Authors' replyBMJ 1996; 312 doi: https://doi.org/10.1136/bmj.312.7025.254a (Published 27 January 1996) Cite this as: BMJ 1996;312:254
- Giancarlo Viberti,
- R John Jarrett
- For the Microalbuminuria Collaborative Study Group Professor of diabetes and metabolic medicine Retired professor of clinical epidemiology Department of Metabolic Medicine and Endocrinology, Division of Medicine, UMDS, Guy's Hospital, London SE1 9RT
EDITOR,—Nish Chaturvedi and John H Fuller point to a limitation of our study—the sample size—which we acknowledged in our paper. A larger sample size was planned, but screening yielded fewer suitable patients than expected. Nevertheless, this is the largest study of the kind published to date, and its size in combination with that of the subgroup with microalbuminuria in the diabetes control and complications trial1 could detect a reduction in the risk of progression to clinical albuminuria of 33% or more. Neither study showed any effect of intensive treatment on the categorical change from microalbuminuria to clinical albuminuria.

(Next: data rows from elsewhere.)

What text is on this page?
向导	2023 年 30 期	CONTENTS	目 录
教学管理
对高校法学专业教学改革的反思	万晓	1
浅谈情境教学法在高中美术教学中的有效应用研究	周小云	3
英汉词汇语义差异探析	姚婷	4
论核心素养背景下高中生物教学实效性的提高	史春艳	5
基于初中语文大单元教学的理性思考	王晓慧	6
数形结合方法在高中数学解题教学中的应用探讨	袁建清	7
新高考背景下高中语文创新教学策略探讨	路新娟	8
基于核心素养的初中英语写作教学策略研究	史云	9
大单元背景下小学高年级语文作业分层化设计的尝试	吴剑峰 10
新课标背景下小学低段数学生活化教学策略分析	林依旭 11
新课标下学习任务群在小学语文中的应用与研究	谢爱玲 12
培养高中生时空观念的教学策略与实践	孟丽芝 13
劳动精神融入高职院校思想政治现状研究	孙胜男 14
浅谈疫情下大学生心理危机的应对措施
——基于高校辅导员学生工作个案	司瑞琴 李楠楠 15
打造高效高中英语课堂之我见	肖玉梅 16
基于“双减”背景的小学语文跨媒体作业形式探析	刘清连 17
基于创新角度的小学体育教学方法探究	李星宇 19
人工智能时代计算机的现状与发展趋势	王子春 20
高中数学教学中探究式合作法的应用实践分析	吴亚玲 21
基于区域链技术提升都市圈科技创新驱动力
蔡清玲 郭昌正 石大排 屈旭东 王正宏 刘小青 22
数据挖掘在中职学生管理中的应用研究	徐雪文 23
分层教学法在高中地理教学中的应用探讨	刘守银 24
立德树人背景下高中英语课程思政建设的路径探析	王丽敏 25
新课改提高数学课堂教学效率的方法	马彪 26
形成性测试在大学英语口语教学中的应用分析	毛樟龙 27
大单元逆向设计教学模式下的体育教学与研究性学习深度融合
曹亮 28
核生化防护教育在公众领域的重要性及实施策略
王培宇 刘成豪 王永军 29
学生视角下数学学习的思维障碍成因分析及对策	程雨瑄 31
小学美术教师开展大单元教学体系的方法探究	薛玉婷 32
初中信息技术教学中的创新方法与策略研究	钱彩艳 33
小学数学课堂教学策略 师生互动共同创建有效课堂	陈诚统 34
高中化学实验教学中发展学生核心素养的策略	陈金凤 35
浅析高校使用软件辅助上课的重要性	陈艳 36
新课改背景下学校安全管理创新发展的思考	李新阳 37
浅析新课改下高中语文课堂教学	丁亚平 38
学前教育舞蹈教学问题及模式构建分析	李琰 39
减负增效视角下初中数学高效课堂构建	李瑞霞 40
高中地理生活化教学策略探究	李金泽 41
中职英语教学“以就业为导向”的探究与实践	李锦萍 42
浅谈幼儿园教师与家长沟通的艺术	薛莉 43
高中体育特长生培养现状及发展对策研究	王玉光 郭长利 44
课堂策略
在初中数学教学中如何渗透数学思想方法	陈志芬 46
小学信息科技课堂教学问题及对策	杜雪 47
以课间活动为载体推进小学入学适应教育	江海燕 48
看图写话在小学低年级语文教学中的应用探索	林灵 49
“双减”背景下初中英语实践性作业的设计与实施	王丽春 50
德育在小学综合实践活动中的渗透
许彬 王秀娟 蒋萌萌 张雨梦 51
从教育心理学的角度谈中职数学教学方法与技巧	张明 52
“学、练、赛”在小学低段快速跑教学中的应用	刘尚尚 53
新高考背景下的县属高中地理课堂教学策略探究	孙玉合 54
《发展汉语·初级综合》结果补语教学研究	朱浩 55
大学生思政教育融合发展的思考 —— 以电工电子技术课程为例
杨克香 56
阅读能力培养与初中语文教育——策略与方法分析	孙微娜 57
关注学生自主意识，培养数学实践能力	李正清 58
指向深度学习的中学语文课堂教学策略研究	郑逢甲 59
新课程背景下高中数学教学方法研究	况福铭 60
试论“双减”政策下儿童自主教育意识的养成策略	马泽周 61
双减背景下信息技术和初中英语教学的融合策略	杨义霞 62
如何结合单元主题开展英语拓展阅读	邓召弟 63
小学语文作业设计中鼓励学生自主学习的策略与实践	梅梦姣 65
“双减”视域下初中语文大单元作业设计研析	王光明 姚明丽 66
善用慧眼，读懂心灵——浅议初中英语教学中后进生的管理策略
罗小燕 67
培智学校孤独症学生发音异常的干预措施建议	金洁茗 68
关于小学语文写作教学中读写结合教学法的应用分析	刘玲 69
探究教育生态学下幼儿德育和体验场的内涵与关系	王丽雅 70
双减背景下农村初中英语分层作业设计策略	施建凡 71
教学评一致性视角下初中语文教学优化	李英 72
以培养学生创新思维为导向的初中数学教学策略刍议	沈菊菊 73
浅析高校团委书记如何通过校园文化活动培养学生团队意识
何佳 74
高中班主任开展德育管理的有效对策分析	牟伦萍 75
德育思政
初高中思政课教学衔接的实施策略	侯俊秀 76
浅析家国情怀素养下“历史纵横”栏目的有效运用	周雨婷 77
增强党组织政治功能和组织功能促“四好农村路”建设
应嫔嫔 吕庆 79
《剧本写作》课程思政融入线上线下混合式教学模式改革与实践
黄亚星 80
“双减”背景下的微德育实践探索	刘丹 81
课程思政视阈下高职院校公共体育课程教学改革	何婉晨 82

In the 73 patients with insulin dependent diabetes mellitus and baseline microalbuminuria in the diabetes control and complications trial the difference in the rate of change in albumin excretion rate between the two treatment groups was far from significant (P=0.09). Chaturvedi and Fuller assume that a larger sample would have shown a significant difference between the two groups. The direction of change in a “next lot” of similar patients, however, is unpredictable. Indeed, in the next lot in our study the difference in the rate of change in albumin excretion rate was less than 1% (P=0.31). Moreover, whether the non-significant difference in the mean slope of the albumin excretion rate in the diabetes control and complications trial can be ascribed to glycaemic differences is unknown as the data for the subset of patients with microalbuminuria are unpublished.
The only study comparable to ours that showed a significant reduction in the risk of development of persistent albuminuria in the intensive treatment group was half the size of ours2; we agree with Chaturvedi and Fuller that this result is most likely to have been due to a type I error.
We accept that results, particularly if controversial and contrary to expectation, should be challenged, but such challenges should preferably be based on factual data, which Chaturvedi and Fuller do not provide. Whether strict glycaemic control delays the progression of microalbuminuria remains to be proved.
Our study was not designed to test the effect of intensive treatment on retinopathy, and 67% of subjects already had moderate to severe retinopathy, confirming previous reports3 and making them unsuitable for this type of study.
Like R Davison and colleagues, we found blood pressure to be a more significant predictor of progression of microalbuminuria. We do not, however, advocate replacing optimised diabetes care with antihypertensive treatment in these subjects. Rather, we believe that these two approaches should go together, though we would advise doctors of their relative importance and impact in different phases of the evolution of diabetic renal complications.
Ralf Bender and Peter T Sawicki have misread our paper. Our conclusions were based mainly on the categorical change from microalbuminuria to clinical albuminuria; no differences between the two groups were found. Detailed analysis of the rate of change in the slopes of albumin excretion rate (which we did not present because of space restrictions) again showed no differences between the two groups. The direction of change was the same in the two groups. The question of the duration of glycaemic separation is discussed in our paper.
We disagree with Bender and Sawicki that analysis on an intention to treat basis was inappropriate. However, even when we analysed the data on the basis of attained glycaemia and compared the groups with better and worse blood glucose control (haemoglobin A1c concentrations below and above the median, respectively) no differences were found in albumin excretion rate as either a categorical or a continuous variable.